El argumento de que un referéndum de este tipo es antidemocrático no se sostiene si se consideran los impecables ejemplos de Quebec en Canadá y Escocia en el Reino Unido puesto que nadie puede negar las sólidas credenciales democráticas de ambos Estados. Por tanto, la demagógica tesis de Felipe González durante la campaña electoral de diciembre de que la autodeterminación defendida por cierta izquierda sería una ilusión a tenor del uso manipulativo que el estalinismo hizo de tal principio es una simplificación tan esquemática que se descalifica por sí misma. Finalmente se añade que la autodeterminación no tiene cabida en un Estado democrático y de derecho porque sólo está prevista internacionalmente para situaciones coloniales o dictatoriales. Es cierto que el Tribunal Supremo canadiense consideró que la autodeterminación, como principio formal, no tiene cabida en su país, pero ha reconocido que una demanda independentista tras una consulta con una pregunta clara y una mayoría clara obligarían a todas las partes a negociar una eventual separación. Por tanto, cuestiones semánticas aparte, a efectos prácticos materiales tal consulta no dejaría de ser una forma de autodeterminación, algo mucho más claro que el tan confuso derecho a decidir”- que nunca se precisa bien- defendido por el soberanismo catalán.

Más bien, la postura un tanto incómoda es la de los partidos que defienden tal consulta para pedir el no a la secesión (Podemos y una parte de Catalunya sí que es Pot) puesto que se abre una vía que indudablemente es muy conflictiva y divisiva para defender, al final, mantener la unidad estatal. En otras palabras, es totalmente congruente que los independentistas defiendan la autodeterminación puesto que su estrategia es la de romper con el Estado, mientras que la de los favorables a tal derecho, pero contrarios a la secesión, sólo pueden argumentar asumir un paso tan drástico como ese por híperdemocratismo ya que una gran mayoría de la opinión pública catalana desea ser consultada. Por todo ello, tal vez cabría pensar hipotéticamente en la posibilidad de un referéndum que dejara abiertas no dos, sino tres posibilidades ya que- puestas así las cosas y a tenor de las encuestas- el escenario más probable sería el de la victoria en Cataluña de más autogobierno que el actual sin necesidad de llegar a la secesión.

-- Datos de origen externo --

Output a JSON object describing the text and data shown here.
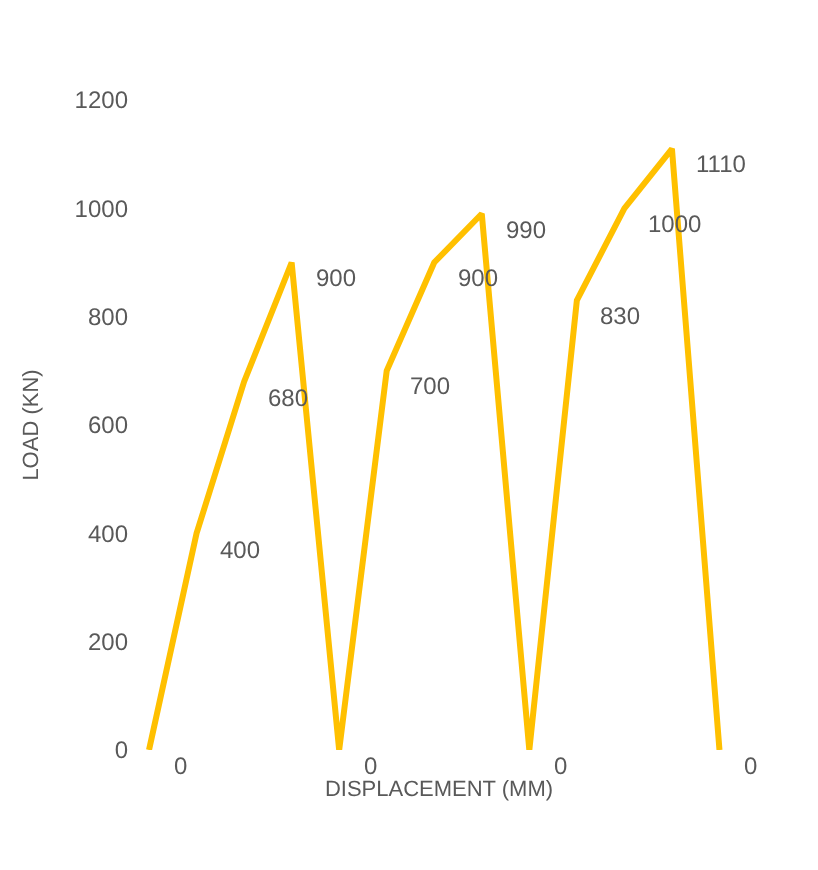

En conclusión, en un mundo interdependiente y en una Unión Europea nada favorable a la creación en su seno de nuevos Estados procedentes de los actuales, el famoso “encaje” de Cataluña en España podría abrirse paso con tres objetivos: reconocimiento de Cataluña como comunidad nacional, exclusividad competencial en lengua, cultura y educación y un nuevo sistema de financiación mucho más autónomo que el actual. Es más, tal vez para conseguir todo esto ni siquiera necesariamente habría que llegar a un referéndum autodeterminista si la mayoría de los actores políticos concordaran razonablemente sobre tales objetivos, salvo que incluso así el apoyo social a hacer esa consulta siguiera siendo muy mayoritario (en cuyo caso sería insoslayable). Sin duda, todo muy difícil, complejo y hasta incómodo, pero no antidemocrático y, además, algo s factible  a largo plazo que la ensoñación de la independencia exprés en quince meses”.